Trump’s Response to the Latest Sexual Assault Allegation Leveled Against Him Was Hollow and Callous

Photo credit: Pool - Getty Images
Photo credit: Pool - Getty Images

From Esquire

Many powerful men have been credibly accused of sexual harassment and assault in recent years, and few have issued frank or compassionate statements addressing such accusations. And yet, in responding to the 16th allegation of sexual assault or misconduct that’s so far been leveled against him, President Trump mustered a statement that's worse than most. After longtime Elle columnist E. Jean Carroll accused him in her upcoming memoir of raping her at a New York department store more than two decades ago, Trump responded Friday by accusing the writer of fabricating her account and implying that she may be working with Democrats to undermine him.

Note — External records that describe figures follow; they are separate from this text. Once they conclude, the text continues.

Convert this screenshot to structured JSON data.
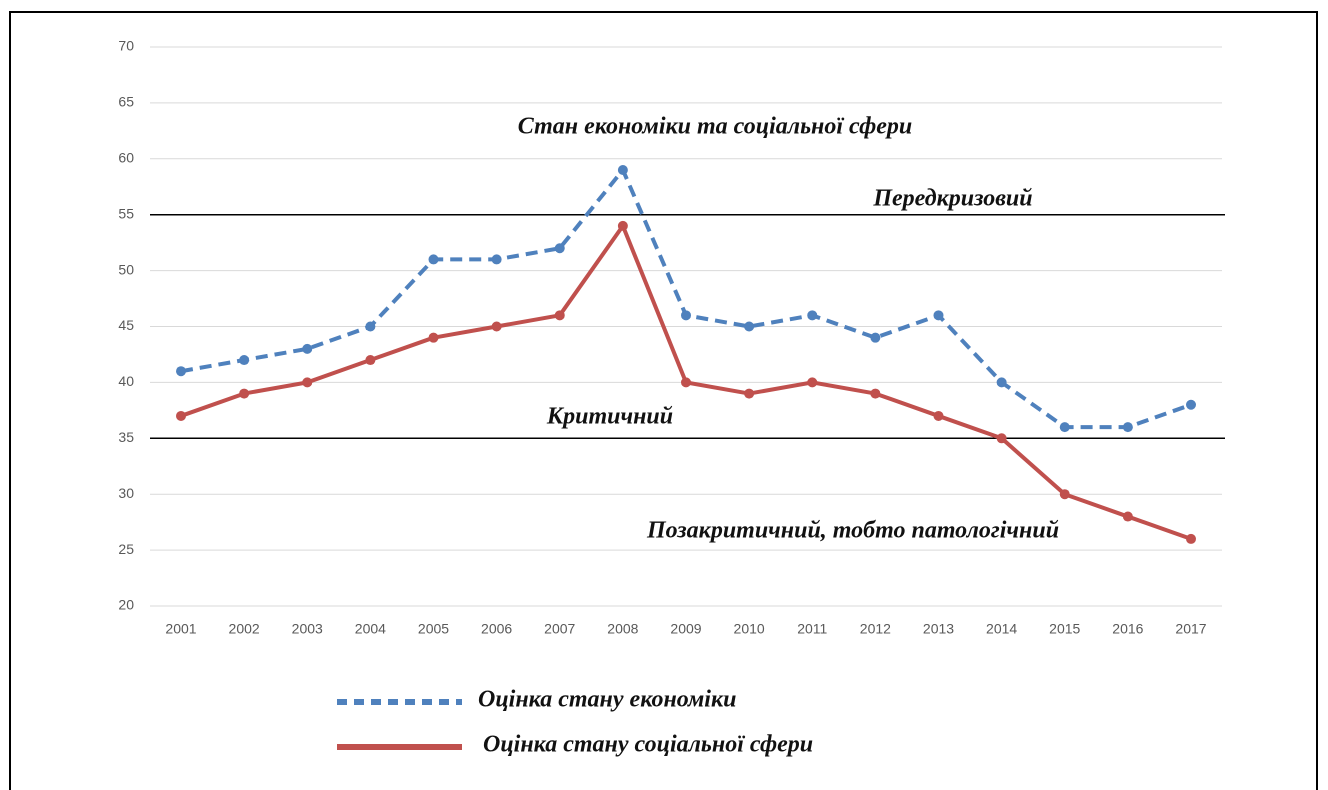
{
  "chart_data": {
    "type": "line",
    "categories": [
      "2001",
      "2002",
      "2003",
      "2004",
      "2005",
      "2006",
      "2007",
      "2008",
      "2009",
      "2010",
      "2011",
      "2012",
      "2013",
      "2014",
      "2015",
      "2016",
      "2017"
    ],
    "series": [
      {
        "name": "Оцінка стану економіки",
        "color": "#4f81bd",
        "dash": true,
        "values": [
          41,
          42,
          43,
          45,
          51,
          51,
          52,
          59,
          46,
          45,
          46,
          44,
          46,
          40,
          36,
          36,
          38
        ]
      },
      {
        "name": "Оцінка стану соціальної сфери",
        "color": "#c0504d",
        "dash": false,
        "values": [
          37,
          39,
          40,
          42,
          44,
          45,
          46,
          54,
          40,
          39,
          40,
          39,
          37,
          35,
          30,
          28,
          26
        ]
      }
    ],
    "ylim": [
      20,
      70
    ],
    "yticks": [
      20,
      25,
      30,
      35,
      40,
      45,
      50,
      55,
      60,
      65,
      70
    ],
    "grid": true,
    "reference_lines": [
      55,
      35
    ],
    "annotations": [
      "Стан економіки та соціальної сфери",
      "Передкризовий",
      "Критичний",
      "Позакритичний, тобто патологічний"
    ]
  }
}
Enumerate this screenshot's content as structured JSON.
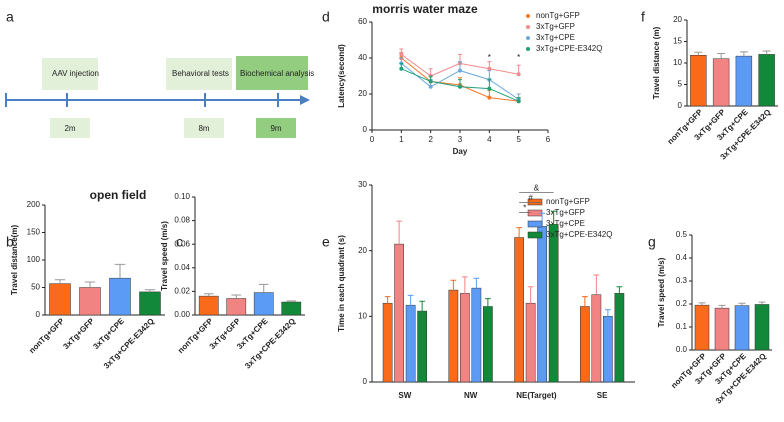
{
  "timeline": {
    "panel": "a",
    "events": [
      {
        "label": "AAV injection",
        "time": "2m"
      },
      {
        "label": "Behavioral tests",
        "time": "8m"
      },
      {
        "label": "Biochemical analysis",
        "time": "9m"
      }
    ]
  },
  "chart_data": [
    {
      "panel": "b",
      "type": "bar",
      "title": "open field",
      "ylabel": "Travel distance(m)",
      "categories": [
        "nonTg+GFP",
        "3xTg+GFP",
        "3xTg+CPE",
        "3xTg+CPE-E342Q"
      ],
      "values": [
        57,
        50,
        67,
        42
      ],
      "errors": [
        7,
        10,
        25,
        4
      ],
      "colors": [
        "#f96a1b",
        "#f28383",
        "#5b9bf5",
        "#12893a"
      ],
      "ylim": [
        0,
        200
      ],
      "yticks": [
        0,
        50,
        100,
        150,
        200
      ]
    },
    {
      "panel": "c",
      "type": "bar",
      "ylabel": "Travel speed (m/s)",
      "categories": [
        "nonTg+GFP",
        "3xTg+GFP",
        "3xTg+CPE",
        "3xTg+CPE-E342Q"
      ],
      "values": [
        0.016,
        0.014,
        0.019,
        0.011
      ],
      "errors": [
        0.002,
        0.003,
        0.007,
        0.001
      ],
      "colors": [
        "#f96a1b",
        "#f28383",
        "#5b9bf5",
        "#12893a"
      ],
      "ylim": [
        0,
        0.1
      ],
      "yticks": [
        {
          "value": 0,
          "label": "0.00"
        },
        0.02,
        0.04,
        0.06,
        0.08,
        {
          "value": 0.1,
          "label": "0.10"
        }
      ]
    },
    {
      "panel": "d",
      "type": "line",
      "title": "morris water maze",
      "xlabel": "Day",
      "ylabel": "Latency(second)",
      "x": [
        1,
        2,
        3,
        4,
        5
      ],
      "series": [
        {
          "name": "nonTg+GFP",
          "color": "#f4772a",
          "values": [
            40,
            27,
            25,
            18,
            16
          ],
          "errors": [
            3,
            3,
            4,
            4,
            2
          ]
        },
        {
          "name": "3xTg+GFP",
          "color": "#f28b8b",
          "values": [
            42,
            30,
            37,
            34,
            31
          ],
          "errors": [
            3,
            4,
            5,
            4,
            5
          ]
        },
        {
          "name": "3xTg+CPE",
          "color": "#6fa8dc",
          "values": [
            37,
            24,
            33,
            28,
            17
          ],
          "errors": [
            3,
            4,
            5,
            5,
            3
          ]
        },
        {
          "name": "3xTg+CPE-E342Q",
          "color": "#21a07a",
          "values": [
            34,
            27,
            24,
            23,
            16
          ],
          "errors": [
            3,
            3,
            4,
            5,
            2
          ]
        }
      ],
      "annotations": [
        "*",
        "*"
      ],
      "xlim": [
        0,
        6
      ],
      "xticks": [
        0,
        1,
        2,
        3,
        4,
        5,
        6
      ],
      "ylim": [
        0,
        60
      ],
      "yticks": [
        0,
        20,
        40,
        60
      ]
    },
    {
      "panel": "e",
      "type": "grouped_bar",
      "ylabel": "Time in each quadrant (s)",
      "categories": [
        "SW",
        "NW",
        "NE(Target)",
        "SE"
      ],
      "series": [
        {
          "name": "nonTg+GFP",
          "color": "#f96a1b",
          "values": [
            12,
            14,
            22,
            11.5
          ],
          "errors": [
            1,
            1.5,
            1.5,
            1.5
          ]
        },
        {
          "name": "3xTg+GFP",
          "color": "#f28383",
          "values": [
            21,
            13.5,
            12,
            13.3
          ],
          "errors": [
            3.5,
            2.5,
            2.5,
            3
          ]
        },
        {
          "name": "3xTg+CPE",
          "color": "#5b9bf5",
          "values": [
            11.7,
            14.3,
            23.7,
            10
          ],
          "errors": [
            1.5,
            1.5,
            2,
            1
          ]
        },
        {
          "name": "3xTg+CPE-E342Q",
          "color": "#12893a",
          "values": [
            10.8,
            11.5,
            24,
            13.5
          ],
          "errors": [
            1.5,
            1.2,
            2,
            1
          ]
        }
      ],
      "annotations": [
        "*",
        "#",
        "&"
      ],
      "ylim": [
        0,
        30
      ],
      "yticks": [
        0,
        10,
        20,
        30
      ]
    },
    {
      "panel": "f",
      "type": "bar",
      "ylabel": "Travel distance (m)",
      "categories": [
        "nonTg+GFP",
        "3xTg+GFP",
        "3xTg+CPE",
        "3xTg+CPE-E342Q"
      ],
      "values": [
        11.8,
        11,
        11.6,
        12
      ],
      "errors": [
        0.7,
        1.2,
        1,
        0.8
      ],
      "colors": [
        "#f96a1b",
        "#f28383",
        "#5b9bf5",
        "#12893a"
      ],
      "ylim": [
        0,
        20
      ],
      "yticks": [
        0,
        5,
        10,
        15,
        20
      ]
    },
    {
      "panel": "g",
      "type": "bar",
      "ylabel": "Travel speed (m/s)",
      "categories": [
        "nonTg+GFP",
        "3xTg+GFP",
        "3xTg+CPE",
        "3xTg+CPE-E342Q"
      ],
      "values": [
        0.195,
        0.182,
        0.193,
        0.198
      ],
      "errors": [
        0.01,
        0.012,
        0.01,
        0.01
      ],
      "colors": [
        "#f96a1b",
        "#f28383",
        "#5b9bf5",
        "#12893a"
      ],
      "ylim": [
        0,
        0.5
      ],
      "yticks": [
        {
          "value": 0,
          "label": "0.0"
        },
        0.1,
        0.2,
        0.3,
        0.4,
        0.5
      ]
    }
  ]
}
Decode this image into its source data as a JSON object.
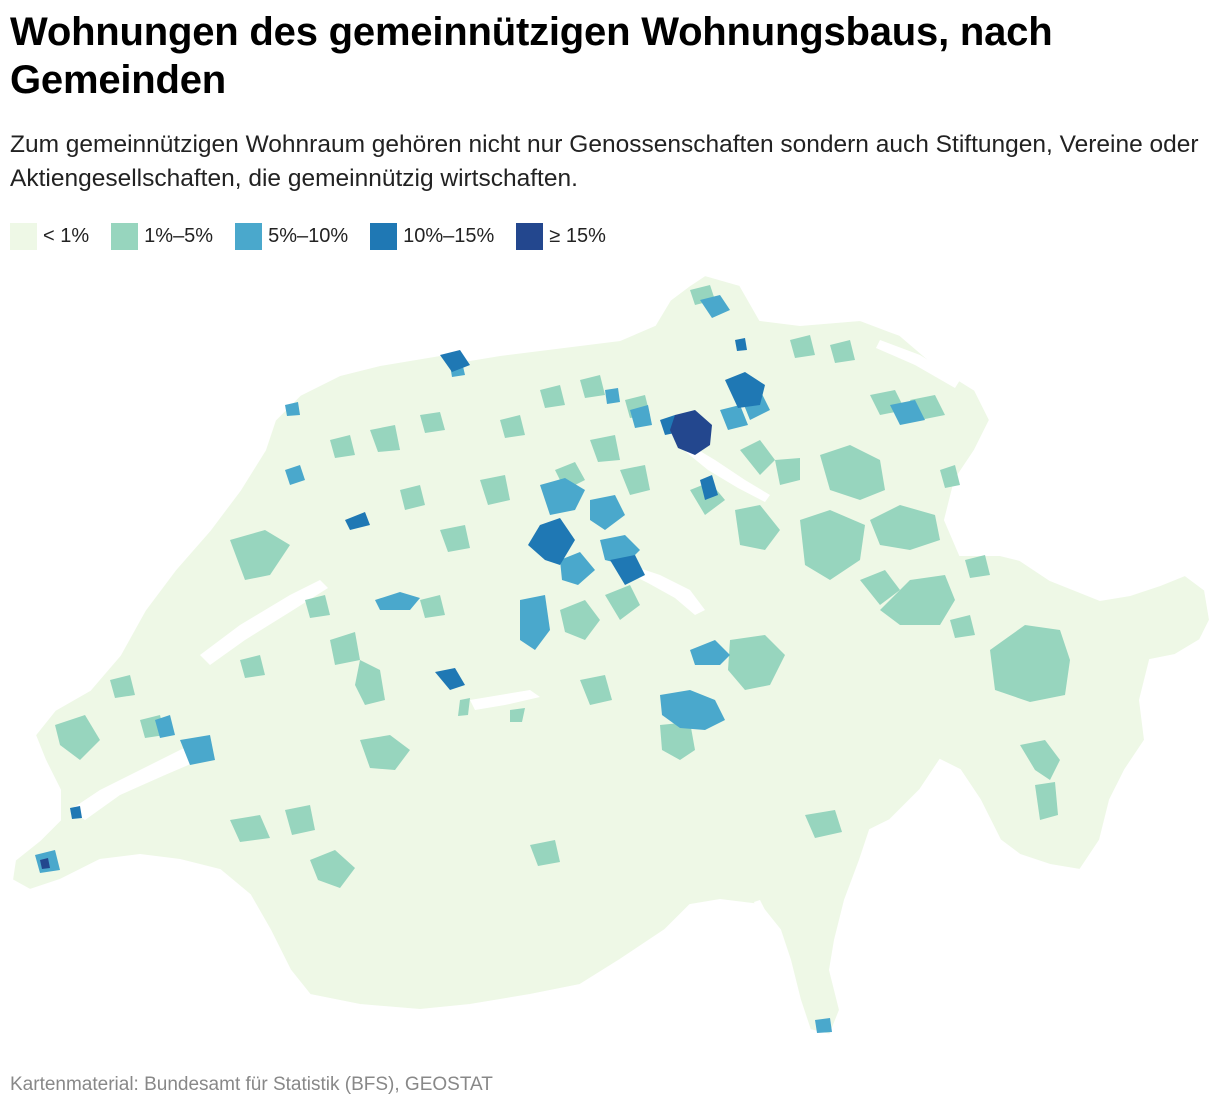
{
  "title": "Wohnungen des gemeinnützigen Wohnungsbaus, nach Gemeinden",
  "subtitle": "Zum gemeinnützigen Wohnraum gehören nicht nur Genossenschaften sondern auch Stiftungen, Vereine oder Aktiengesellschaften, die gemeinnützig wirtschaften.",
  "legend": [
    {
      "label": "< 1%",
      "color": "#eef8e6"
    },
    {
      "label": "1%–5%",
      "color": "#97d5be"
    },
    {
      "label": "5%–10%",
      "color": "#4aa8cc"
    },
    {
      "label": "10%–15%",
      "color": "#1f78b4"
    },
    {
      "label": "≥ 15%",
      "color": "#23478e"
    }
  ],
  "source": "Kartenmaterial: Bundesamt für Statistik (BFS), GEOSTAT"
}
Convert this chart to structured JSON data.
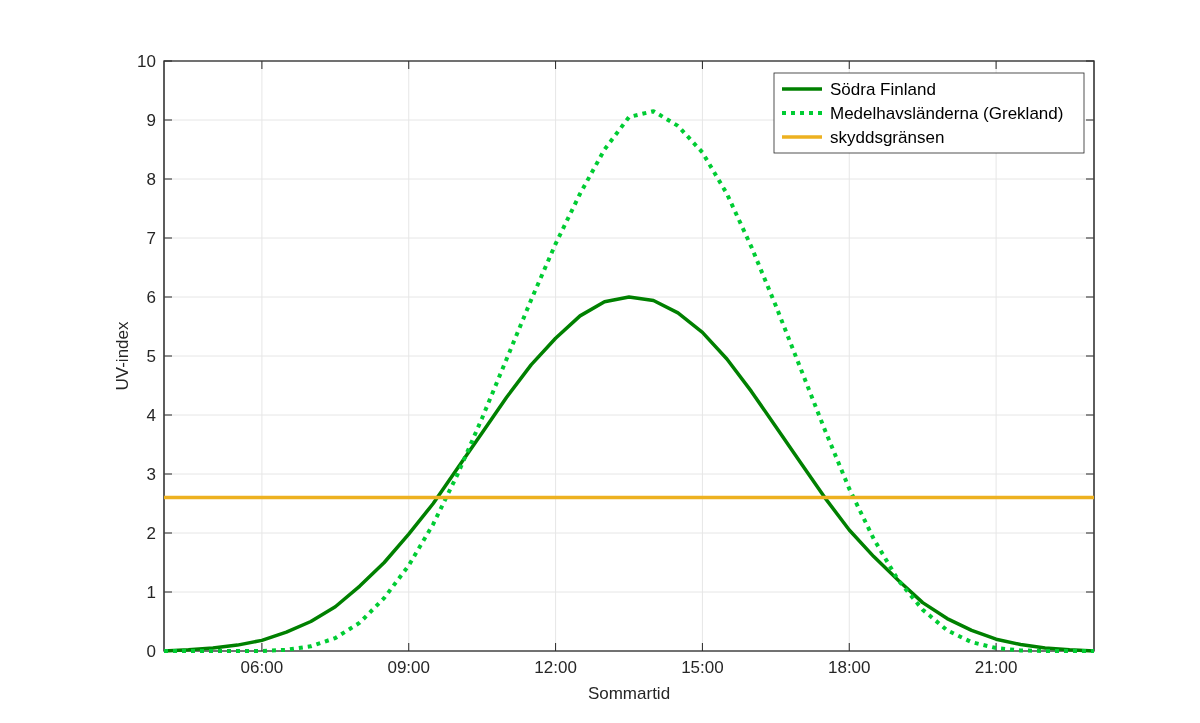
{
  "chart_data": {
    "type": "line",
    "xlabel": "Sommartid",
    "ylabel": "UV-index",
    "x": [
      4,
      4.5,
      5,
      5.5,
      6,
      6.5,
      7,
      7.5,
      8,
      8.5,
      9,
      9.5,
      10,
      10.5,
      11,
      11.5,
      12,
      12.5,
      13,
      13.5,
      14,
      14.5,
      15,
      15.5,
      16,
      16.5,
      17,
      17.5,
      18,
      18.5,
      19,
      19.5,
      20,
      20.5,
      21,
      21.5,
      22,
      22.5,
      23
    ],
    "series": [
      {
        "name": "Södra Finland",
        "color": "#008000",
        "line_style": "solid",
        "values": [
          0,
          0.02,
          0.05,
          0.1,
          0.18,
          0.32,
          0.5,
          0.75,
          1.1,
          1.5,
          1.98,
          2.5,
          3.1,
          3.7,
          4.3,
          4.85,
          5.3,
          5.68,
          5.92,
          6.0,
          5.94,
          5.73,
          5.4,
          4.95,
          4.4,
          3.8,
          3.2,
          2.6,
          2.05,
          1.6,
          1.2,
          0.82,
          0.55,
          0.35,
          0.2,
          0.11,
          0.05,
          0.02,
          0
        ]
      },
      {
        "name": "Medelhavsländerna (Grekland)",
        "color": "#00cc33",
        "line_style": "dotted",
        "values": [
          0,
          0,
          0,
          0,
          0,
          0.02,
          0.08,
          0.22,
          0.48,
          0.9,
          1.45,
          2.15,
          3.0,
          3.95,
          4.95,
          5.95,
          6.9,
          7.75,
          8.5,
          9.05,
          9.15,
          8.9,
          8.45,
          7.75,
          6.85,
          5.85,
          4.8,
          3.75,
          2.75,
          1.9,
          1.2,
          0.7,
          0.35,
          0.15,
          0.05,
          0.01,
          0,
          0,
          0
        ]
      },
      {
        "name": "skyddsgränsen",
        "color": "#edb120",
        "line_style": "solid",
        "x": [
          4,
          23
        ],
        "values": [
          2.6,
          2.6
        ]
      }
    ],
    "xlim": [
      4,
      23
    ],
    "xticks": [
      {
        "value": 6,
        "label": "06:00"
      },
      {
        "value": 9,
        "label": "09:00"
      },
      {
        "value": 12,
        "label": "12:00"
      },
      {
        "value": 15,
        "label": "15:00"
      },
      {
        "value": 18,
        "label": "18:00"
      },
      {
        "value": 21,
        "label": "21:00"
      }
    ],
    "ylim": [
      0,
      10
    ],
    "yticks": [
      0,
      1,
      2,
      3,
      4,
      5,
      6,
      7,
      8,
      9,
      10
    ],
    "grid": true,
    "legend": "top right"
  }
}
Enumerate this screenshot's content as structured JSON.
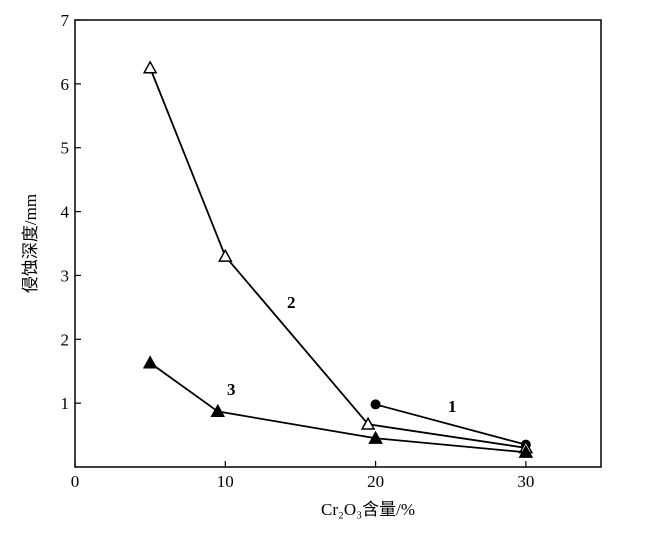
{
  "chart_data": {
    "type": "line",
    "title": "",
    "xlabel": "Cr₂O₃含量/%",
    "ylabel": "侵蚀深度/mm",
    "xlim": [
      0,
      35
    ],
    "ylim": [
      0,
      7
    ],
    "xticks": [
      0,
      10,
      20,
      30
    ],
    "yticks": [
      1,
      2,
      3,
      4,
      5,
      6,
      7
    ],
    "grid": false,
    "legend": "none",
    "series": [
      {
        "name": "1",
        "marker": "filled-circle",
        "x": [
          20,
          30
        ],
        "y": [
          0.98,
          0.35
        ]
      },
      {
        "name": "2",
        "marker": "open-triangle",
        "x": [
          5,
          10,
          19.5,
          30
        ],
        "y": [
          6.25,
          3.3,
          0.67,
          0.3
        ]
      },
      {
        "name": "3",
        "marker": "filled-triangle",
        "x": [
          5,
          9.5,
          20,
          30
        ],
        "y": [
          1.63,
          0.87,
          0.45,
          0.23
        ]
      }
    ]
  }
}
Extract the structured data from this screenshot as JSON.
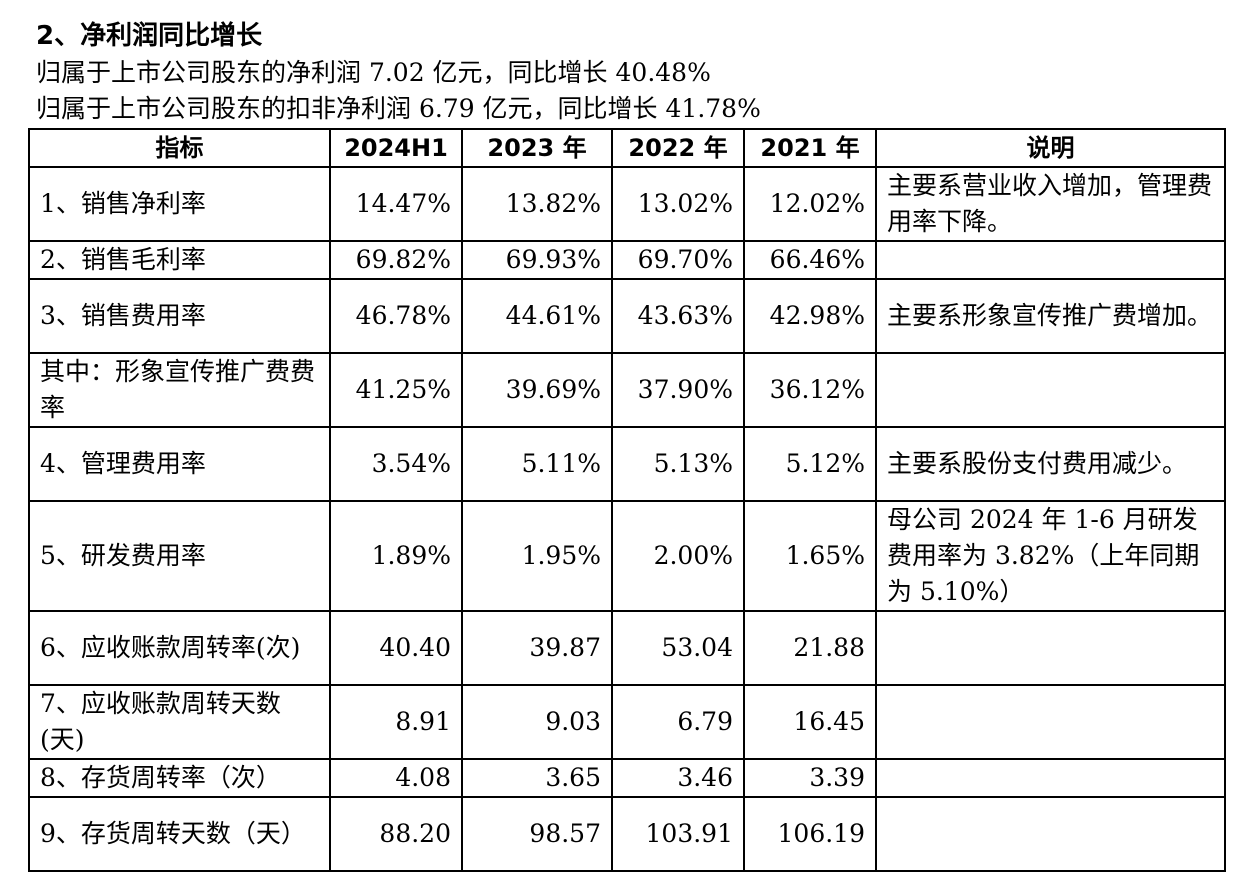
{
  "heading": "2、净利润同比增长",
  "summary": [
    "归属于上市公司股东的净利润 7.02 亿元，同比增长 40.48%",
    "归属于上市公司股东的扣非净利润 6.79 亿元，同比增长 41.78%"
  ],
  "table": {
    "headers": [
      "指标",
      "2024H1",
      "2023 年",
      "2022 年",
      "2021 年",
      "说明"
    ],
    "rows": [
      {
        "indicator": "1、销售净利率",
        "h1_2024": "14.47%",
        "y2023": "13.82%",
        "y2022": "13.02%",
        "y2021": "12.02%",
        "note": "主要系营业收入增加，管理费用率下降。"
      },
      {
        "indicator": "2、销售毛利率",
        "h1_2024": "69.82%",
        "y2023": "69.93%",
        "y2022": "69.70%",
        "y2021": "66.46%",
        "note": ""
      },
      {
        "indicator": "3、销售费用率",
        "h1_2024": "46.78%",
        "y2023": "44.61%",
        "y2022": "43.63%",
        "y2021": "42.98%",
        "note": "主要系形象宣传推广费增加。"
      },
      {
        "indicator": "其中：形象宣传推广费费率",
        "h1_2024": "41.25%",
        "y2023": "39.69%",
        "y2022": "37.90%",
        "y2021": "36.12%",
        "note": ""
      },
      {
        "indicator": "4、管理费用率",
        "h1_2024": "3.54%",
        "y2023": "5.11%",
        "y2022": "5.13%",
        "y2021": "5.12%",
        "note": "主要系股份支付费用减少。"
      },
      {
        "indicator": "5、研发费用率",
        "h1_2024": "1.89%",
        "y2023": "1.95%",
        "y2022": "2.00%",
        "y2021": "1.65%",
        "note": "母公司 2024 年 1-6 月研发费用率为 3.82%（上年同期为 5.10%）"
      },
      {
        "indicator": "6、应收账款周转率(次)",
        "h1_2024": "40.40",
        "y2023": "39.87",
        "y2022": "53.04",
        "y2021": "21.88",
        "note": ""
      },
      {
        "indicator": "7、应收账款周转天数(天)",
        "h1_2024": "8.91",
        "y2023": "9.03",
        "y2022": "6.79",
        "y2021": "16.45",
        "note": ""
      },
      {
        "indicator": "8、存货周转率（次）",
        "h1_2024": "4.08",
        "y2023": "3.65",
        "y2022": "3.46",
        "y2021": "3.39",
        "note": ""
      },
      {
        "indicator": "9、存货周转天数（天）",
        "h1_2024": "88.20",
        "y2023": "98.57",
        "y2022": "103.91",
        "y2021": "106.19",
        "note": ""
      }
    ]
  }
}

"Regarding the 'story' by E. Jean Carroll, claiming she once encountered me at Bergdorf Goodman 23 years ago," read the president’s statement, "I’ve never met this person in my life. She is trying to sell a new book-that should indicate her motivation. It should be sold in the fiction section."

Though Trump claimed never to have met Carroll, her account of the rape, as excerpted in New York Magazine, includes a photo of the two together.

"If anyone has information that the Democratic Party is working with Ms. Carroll or New York Magazine," the president concluded, "please notify us as soon as possible. The world should know what’s really going on. It is a disgrace and people should pay dearly for such false accusations."

In her account, Carroll described bumping into Trump at Bergdorf Goodman in the mid-1990s, when both were in their fifties. She alleges that he asked her help in selecting a gift for a woman, and that, after demanding to see her try on lingerie, he raped her in a dressing room:

The moment the dressing-room door is closed, he lunges at me, pushes me against the wall, hitting my head quite badly, and puts his mouth against my lips. I am so shocked I shove him back and start laughing again. He seizes both my arms and pushes me up against the wall a second time, and, as I become aware of how large he is, he holds me against the wall with his shoulder and jams his hand under my coat dress and pulls down my tights.

I am astonished by what I’m about to write: I keep laughing. The next moment, still wearing correct business attire, shirt, tie, suit jacket, overcoat, he opens the overcoat, unzips his pants, and, forcing his fingers around my private area, thrusts his penis halfway - or completely, I’m not certain - inside me. It turns into a colossal struggle. I am wearing a pair of sturdy black patent-leather four-inch Barneys high heels, which puts my height around six-one, and I try to stomp his foot. I try to push him off with my one free hand - for some reason, I keep holding my purse with the other - and I finally get a knee up high enough to push him out and off and I turn, open the door, and run out of the dressing room.

Photo credit: The Washington Post - Getty Images
Photo credit: The Washington Post - Getty Images

Though she didn’t make a report to authorities, Carroll says recounted the incident to two friends shortly after. The New York Times spoke to both of them, and they confirmed that Carroll told them of the alleged rape at the time.

More than a dozen other women have leveled accusations of sexual misconduct against Trump, with many alleging that the future president groped or forcibly kissed them. The president himself has admitted to sexually assaulting women, and was infamously caught saying on tape that he has grabbed women "by the pussy," and that "when you're a star they let you do it."

Carroll’s article recounts six incidents of sexual assault that span the course of her life, ranging from early childhood to her alleged rape by Trump. In the piece she also accuses former CBS CEO Les Moonves of groping her in an elevator. (Carroll is the 14th woman to publicly accuse Moonves of sexual harassment.) The stories are told with a dark wit, and Carroll doesn't linger on details of the emotional fallout. Still, her article suggests that the effects may have been profound: She writes that since the alleged rape by Trump she has never had sex again.

In her article, Carroll addressed the question of why she chose to stay silent for 23 years. “I am a coward,” she wrote. But she also noted what the public has had in store for other women who have accused Trump. Contributing to her years-long silence, she said, is that “receiving death threats, being driven from my home, being dismissed, being dragged through the mud, and joining the 15 women who’ve come forward with credible stories about how the man grabbed, badgered, belittled, mauled, molested, and assaulted them, only to see the man turn it around, deny, threaten, and attack them, never sounded like much fun."